I really hope this pushes users (here: devs and maintainers) to decrease their reliance on Microsoft and especially stop outsourcing security to them.

Migrate off vscode already.

The problem is not VS code itself. It's the fact extensions can access things outside of the editor. As far as I am aware, no editor sandboxes extensions.

I won't say "you can take my VS Code from cold dead hands" or anything, but it is a very good tool, and Microsoft hasn't yet fucked it up the way they have so many other things.

I guess I'd say "you take my VS Code ... willingly ... but only after M$ fucks it up and makes me not want it anymore (like they've done to everything else they acquired)".

> Migrate off vscode already.

Zed is the closest thing I've found to meet my needs, and I do plan to try it.

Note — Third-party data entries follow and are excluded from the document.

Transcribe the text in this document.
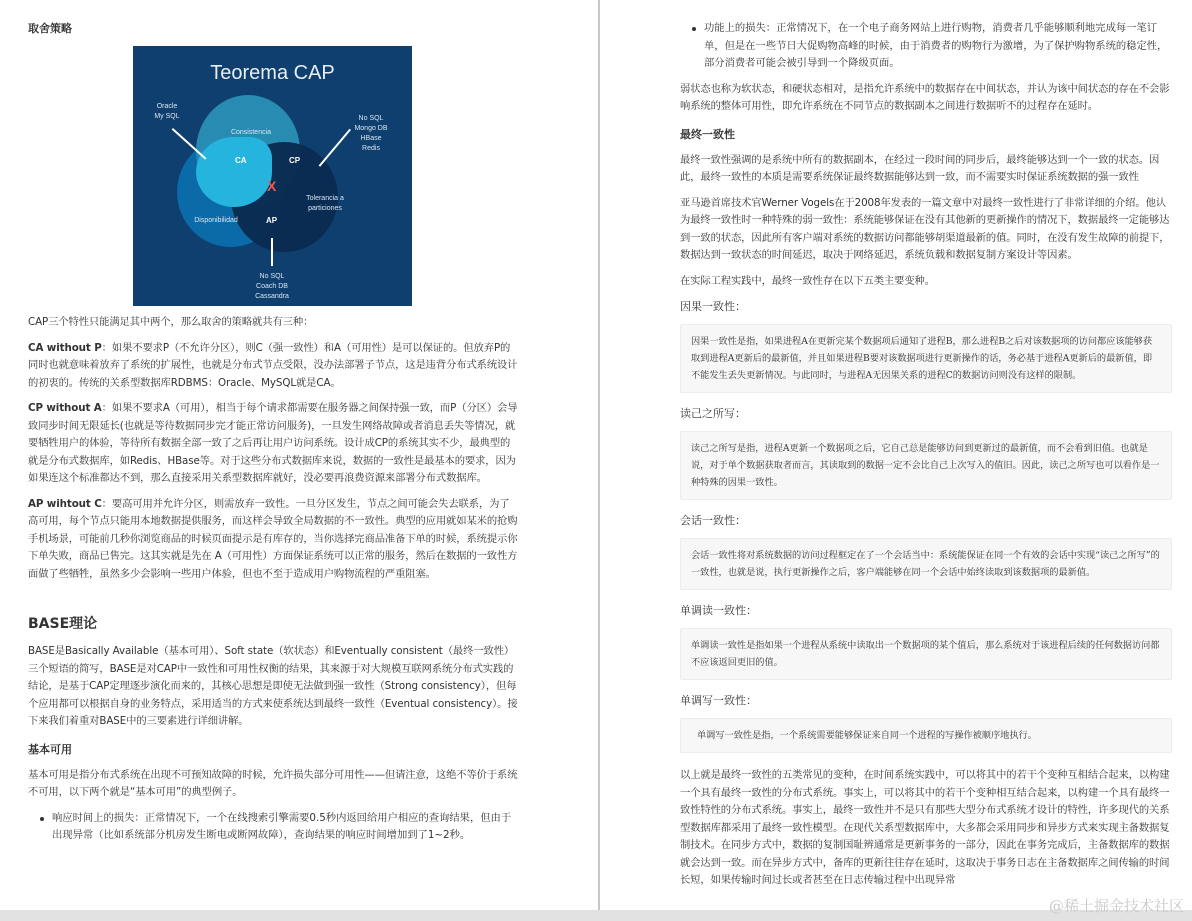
取舍策略
Teorema CAP
Consistencia
Disponibilidad
Tolerancia a particiones
CA	CP
AP
X
Oracle
My SQL	No SQL
Mongo DB
HBase
Redis
No SQL
Coach DB
Cassandra

CAP三个特性只能满足其中两个，那么取舍的策略就共有三种：

CA without P：如果不要求P（不允许分区），则C（强一致性）和A（可用性）是可以保证的。但放弃P的同时也就意味着放弃了系统的扩展性，也就是分布式节点受限，没办法部署子节点，这是违背分布式系统设计的初衷的。传统的关系型数据库RDBMS：Oracle、MySQL就是CA。

CP without A：如果不要求A（可用），相当于每个请求都需要在服务器之间保持强一致，而P（分区）会导致同步时间无限延长(也就是等待数据同步完才能正常访问服务)，一旦发生网络故障或者消息丢失等情况，就要牺牲用户的体验，等待所有数据全部一致了之后再让用户访问系统。设计成CP的系统其实不少，最典型的就是分布式数据库，如Redis、HBase等。对于这些分布式数据库来说，数据的一致性是最基本的要求，因为如果连这个标准都达不到，那么直接采用关系型数据库就好，没必要再浪费资源来部署分布式数据库。

AP wihtout C：要高可用并允许分区，则需放弃一致性。一旦分区发生，节点之间可能会失去联系，为了高可用，每个节点只能用本地数据提供服务，而这样会导致全局数据的不一致性。典型的应用就如某米的抢购手机场景，可能前几秒你浏览商品的时候页面提示是有库存的，当你选择完商品准备下单的时候，系统提示你下单失败，商品已售完。这其实就是先在 A（可用性）方面保证系统可以正常的服务，然后在数据的一致性方面做了些牺牲，虽然多少会影响一些用户体验，但也不至于造成用户购物流程的严重阻塞。

BASE理论

BASE是Basically Available（基本可用）、Soft state（软状态）和Eventually consistent（最终一致性）三个短语的简写，BASE是对CAP中一致性和可用性权衡的结果，其来源于对大规模互联网系统分布式实践的结论，是基于CAP定理逐步演化而来的，其核心思想是即使无法做到强一致性（Strong consistency），但每个应用都可以根据自身的业务特点，采用适当的方式来使系统达到最终一致性（Eventual consistency）。接下来我们着重对BASE中的三要素进行详细讲解。

基本可用

基本可用是指分布式系统在出现不可预知故障的时候，允许损失部分可用性——但请注意，这绝不等价于系统不可用，以下两个就是“基本可用”的典型例子。

响应时间上的损失：正常情况下，一个在线搜索引擎需要0.5秒内返回给用户相应的查询结果，但由于出现异常（比如系统部分机房发生断电或断网故障），查询结果的响应时间增加到了1~2秒。
功能上的损失：正常情况下，在一个电子商务网站上进行购物，消费者几乎能够顺利地完成每一笔订单，但是在一些节日大促购物高峰的时候，由于消费者的购物行为激增，为了保护购物系统的稳定性，部分消费者可能会被引导到一个降级页面。

弱状态也称为软状态，和硬状态相对，是指允许系统中的数据存在中间状态，并认为该中间状态的存在不会影响系统的整体可用性，即允许系统在不同节点的数据副本之间进行数据听不的过程存在延时。

最终一致性

最终一致性强调的是系统中所有的数据副本，在经过一段时间的同步后，最终能够达到一个一致的状态。因此，最终一致性的本质是需要系统保证最终数据能够达到一致，而不需要实时保证系统数据的强一致性

亚马逊首席技术官Werner Vogels在于2008年发表的一篇文章中对最终一致性进行了非常详细的介绍。他认为最终一致性时一种特殊的弱一致性：系统能够保证在没有其他新的更新操作的情况下，数据最终一定能够达到一致的状态，因此所有客户端对系统的数据访问都能够胡渠道最新的值。同时，在没有发生故障的前提下，数据达到一致状态的时间延迟，取决于网络延迟，系统负载和数据复制方案设计等因素。

在实际工程实践中，最终一致性存在以下五类主要变种。

因果一致性：
因果一致性是指，如果进程A在更新完某个数据项后通知了进程B，那么进程B之后对该数据项的访问都应该能够获取到进程A更新后的最新值，并且如果进程B要对该数据项进行更新操作的话，务必基于进程A更新后的最新值，即不能发生丢失更新情况。与此同时，与进程A无因果关系的进程C的数据访问则没有这样的限制。
读己之所写：
读己之所写是指，进程A更新一个数据项之后，它自己总是能够访问到更新过的最新值，而不会看到旧值。也就是说，对于单个数据获取者而言，其读取到的数据一定不会比自己上次写入的值旧。因此，读己之所写也可以看作是一种特殊的因果一致性。
会话一致性：
会话一致性将对系统数据的访问过程框定在了一个会话当中：系统能保证在同一个有效的会话中实现“读己之所写”的一致性，也就是说，执行更新操作之后，客户端能够在同一个会话中始终读取到该数据项的最新值。
单调读一致性：
单调读一致性是指如果一个进程从系统中读取出一个数据项的某个值后，那么系统对于该进程后续的任何数据访问都不应该返回更旧的值。
单调写一致性：
单调写一致性是指，一个系统需要能够保证来自同一个进程的写操作被顺序地执行。

以上就是最终一致性的五类常见的变种，在时间系统实践中，可以将其中的若干个变种互相结合起来，以构建一个具有最终一致性的分布式系统。事实上，可以将其中的若干个变种相互结合起来，以构建一个具有最终一致性特性的分布式系统。事实上，最终一致性并不是只有那些大型分布式系统才设计的特性，许多现代的关系型数据库都采用了最终一致性模型。在现代关系型数据库中，大多都会采用同步和异步方式来实现主备数据复制技术。在同步方式中，数据的复制国耻辨通常是更新事务的一部分，因此在事务完成后，主备数据库的数据就会达到一致。而在异步方式中，备库的更新往往存在延时，这取决于事务日志在主备数据库之间传输的时间长短，如果传输时间过长或者甚至在日志传输过程中出现异常

@稀土掘金技术社区
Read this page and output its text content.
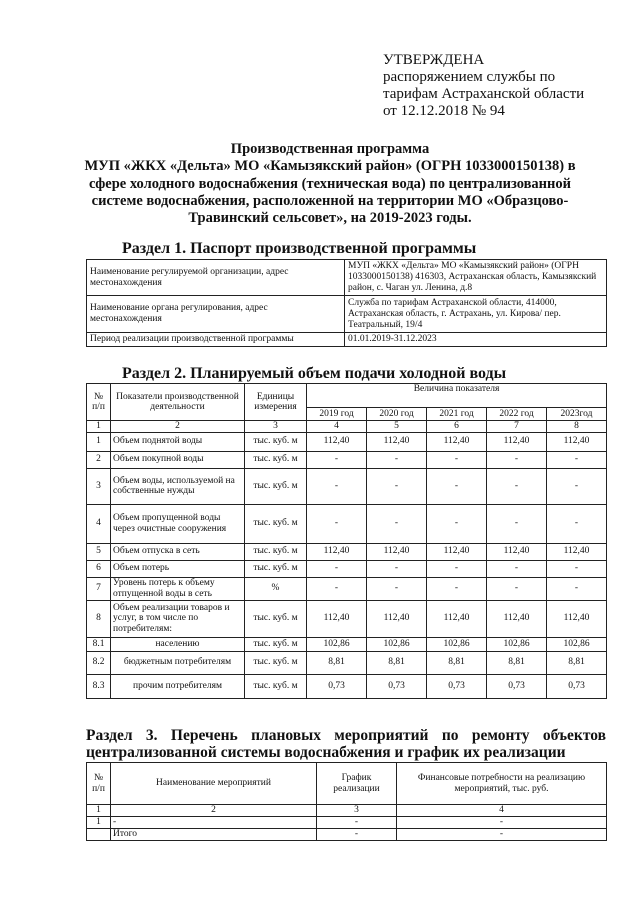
УТВЕРЖДЕНА
распоряжением службы по
тарифам Астраханской области
от 12.12.2018 № 94
Производственная программа
МУП «ЖКХ «Дельта» МО «Камызякский район» (ОГРН 1033000150138) в
сфере холодного водоснабжения (техническая вода) по централизованной
системе водоснабжения, расположенной на территории МО «Образцово-
Травинский сельсовет», на 2019-2023 годы.
Раздел 1. Паспорт производственной программы
Наименование регулируемой организации, адрес местонахождения	МУП «ЖКХ «Дельта» МО «Камызякский район» (ОГРН 1033000150138) 416303, Астраханская область, Камызякский район, с. Чаган ул. Ленина, д.8
Наименование органа регулирования, адрес местонахождения	Служба по тарифам Астраханской области, 414000, Астраханская область, г. Астрахань, ул. Кирова/ пер. Театральный, 19/4
Период реализации производственной программы	01.01.2019-31.12.2023
Раздел 2. Планируемый объем подачи холодной воды
№ п/п	Показатели производственной деятельности	Единицы измерения	Величина показателя				
			2019 год	2020 год	2021 год	2022 год	2023год
1	2	3	4	5	6	7	8
1	Объем поднятой воды	тыс. куб. м	112,40	112,40	112,40	112,40	112,40
2	Объем покупной воды	тыс. куб. м	-	-	-	-	-
3	Объем воды, используемой на собственные нужды	тыс. куб. м	-	-	-	-	-
4	Объем пропущенной воды через очистные сооружения	тыс. куб. м	-	-	-	-	-
5	Объем отпуска в сеть	тыс. куб. м	112,40	112,40	112,40	112,40	112,40
6	Объем потерь	тыс. куб. м	-	-	-	-	-
7	Уровень потерь к объему отпущенной воды в сеть	%	-	-	-	-	-
8	Объем реализации товаров и услуг, в том числе по потребителям:	тыс. куб. м	112,40	112,40	112,40	112,40	112,40
8.1	населению	тыс. куб. м	102,86	102,86	102,86	102,86	102,86
8.2	бюджетным потребителям	тыс. куб. м	8,81	8,81	8,81	8,81	8,81
8.3	прочим потребителям	тыс. куб. м	0,73	0,73	0,73	0,73	0,73
Раздел 3. Перечень плановых мероприятий по ремонту объектов централизованной системы водоснабжения и график их реализации
№ п/п	Наименование мероприятий	График реализации	Финансовые потребности на реализацию мероприятий, тыс. руб.
1	2	3	4
1	-	-	-
	Итого	-	-
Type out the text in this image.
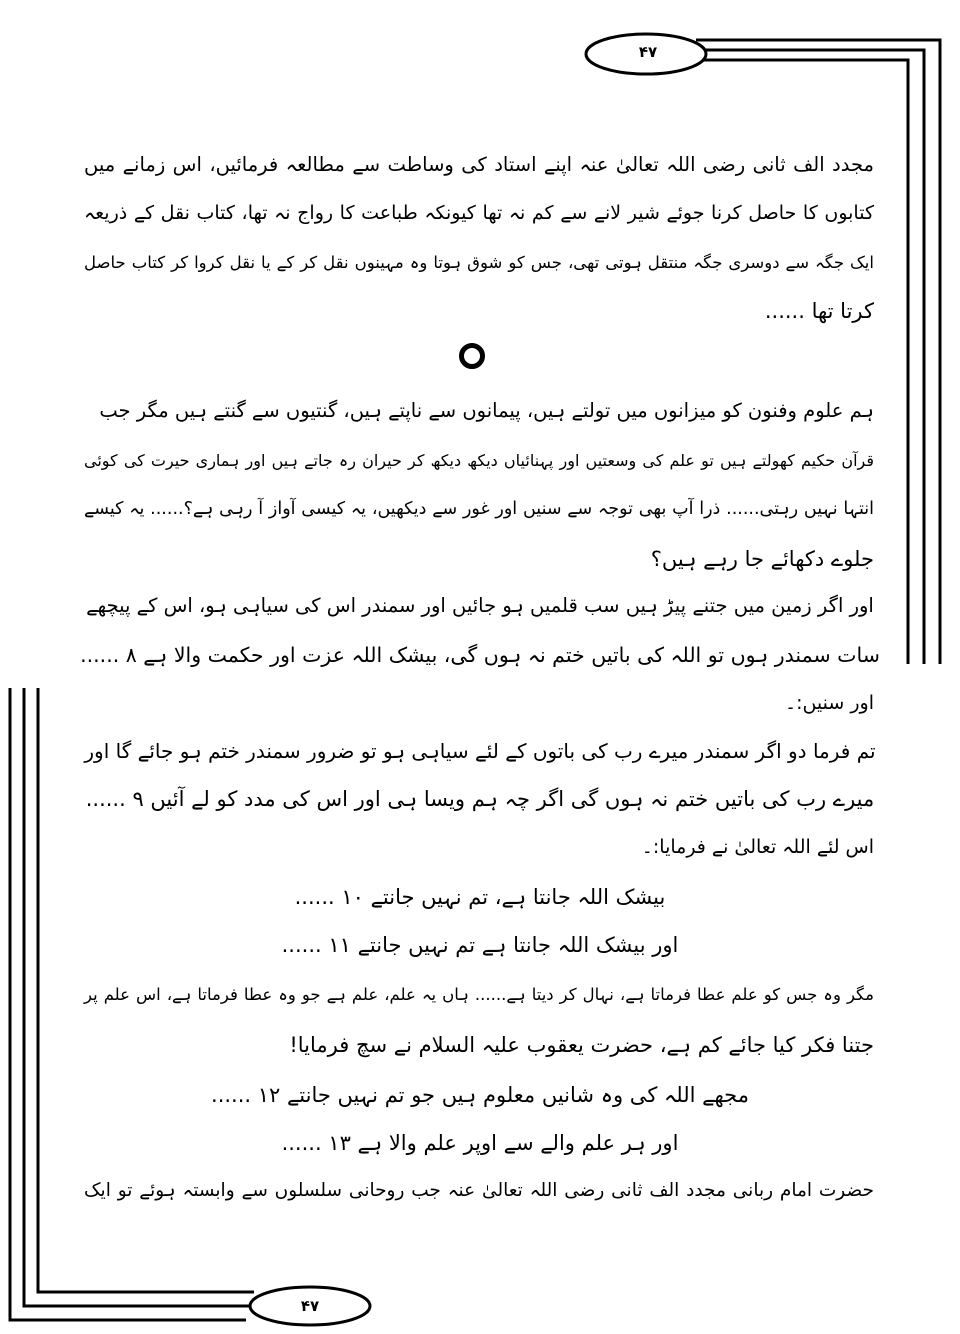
۴۷
۴۷
مجدد الف ثانی رضی اللہ تعالیٰ عنہ اپنے استاد کی وساطت سے مطالعہ فرمائیں، اس زمانے میں
کتابوں کا حاصل کرنا جوئے شیر لانے سے کم نہ تھا کیونکہ طباعت کا رواج نہ تھا، کتاب نقل کے ذریعہ
ایک جگہ سے دوسری جگہ منتقل ہوتی تھی، جس کو شوق ہوتا وہ مہینوں نقل کر کے یا نقل کروا کر کتاب حاصل
کرتا تھا ......
ہم علوم وفنون کو میزانوں میں تولتے ہیں، پیمانوں سے ناپتے ہیں، گنتیوں سے گنتے ہیں مگر جب
قرآن حکیم کھولتے ہیں تو علم کی وسعتیں اور پہنائیاں دیکھ دیکھ کر حیران رہ جاتے ہیں اور ہماری حیرت کی کوئی
انتہا نہیں رہتی...... ذرا آپ بھی توجہ سے سنیں اور غور سے دیکھیں، یہ کیسی آواز آ رہی ہے؟...... یہ کیسے
جلوے دکھائے جا رہے ہیں؟
اور اگر زمین میں جتنے پیڑ ہیں سب قلمیں ہو جائیں اور سمندر اس کی سیاہی ہو، اس کے پیچھے
سات سمندر ہوں تو اللہ کی باتیں ختم نہ ہوں گی، بیشک اللہ عزت اور حکمت والا ہے ۸ ......
اور سنیں:۔
تم فرما دو اگر سمندر میرے رب کی باتوں کے لئے سیاہی ہو تو ضرور سمندر ختم ہو جائے گا اور
میرے رب کی باتیں ختم نہ ہوں گی اگر چہ ہم ویسا ہی اور اس کی مدد کو لے آئیں ۹ ......
اس لئے اللہ تعالیٰ نے فرمایا:۔
بیشک اللہ جانتا ہے، تم نہیں جانتے ۱۰ ......
اور بیشک اللہ جانتا ہے تم نہیں جانتے ۱۱ ......
مگر وہ جس کو علم عطا فرماتا ہے، نہال کر دیتا ہے...... ہاں یہ علم، علم ہے جو وہ عطا فرماتا ہے، اس علم پر
جتنا فکر کیا جائے کم ہے، حضرت یعقوب علیہ السلام نے سچ فرمایا!
مجھے اللہ کی وہ شانیں معلوم ہیں جو تم نہیں جانتے ۱۲ ......
اور ہر علم والے سے اوپر علم والا ہے ۱۳ ......
حضرت امام ربانی مجدد الف ثانی رضی اللہ تعالیٰ عنہ جب روحانی سلسلوں سے وابستہ ہوئے تو ایک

However it's dev container support looks to be lacking in some important ways so we'll see.

Emacs has been a viable option for going on a half century now. The GNU Emacs 31 branch[0] was cut recently and is barreling towards a new release. It might be time to give it another look.

I'm not saying its package ecosystem isn't vulnerable to these kind of attacks, it is, but it's at least developed by folks with very different goals and ambitions than Microsoft.

[0]: https://github.com/emacs-mirror/emacs/blob/master/etc/NEWS

> Migrate off vscode already.

It's not the IDE, though. Any extensible, customizable display editor can be coerced into behaving badly by installing external code. Even this one: https://www.gnu.org/software/emacs/emacs-paper.html

The root(-ish) cause here is the ease of publishing and installing extension code, and in particular the fact that there's no independent validation/verification step between the upstream author and armageddon. And upstream authors aren't set up with the needed precautions themselves, they're just hackers.

Basically if you phish Just One Account with write access to an extension you wan pwn everyone who's running it.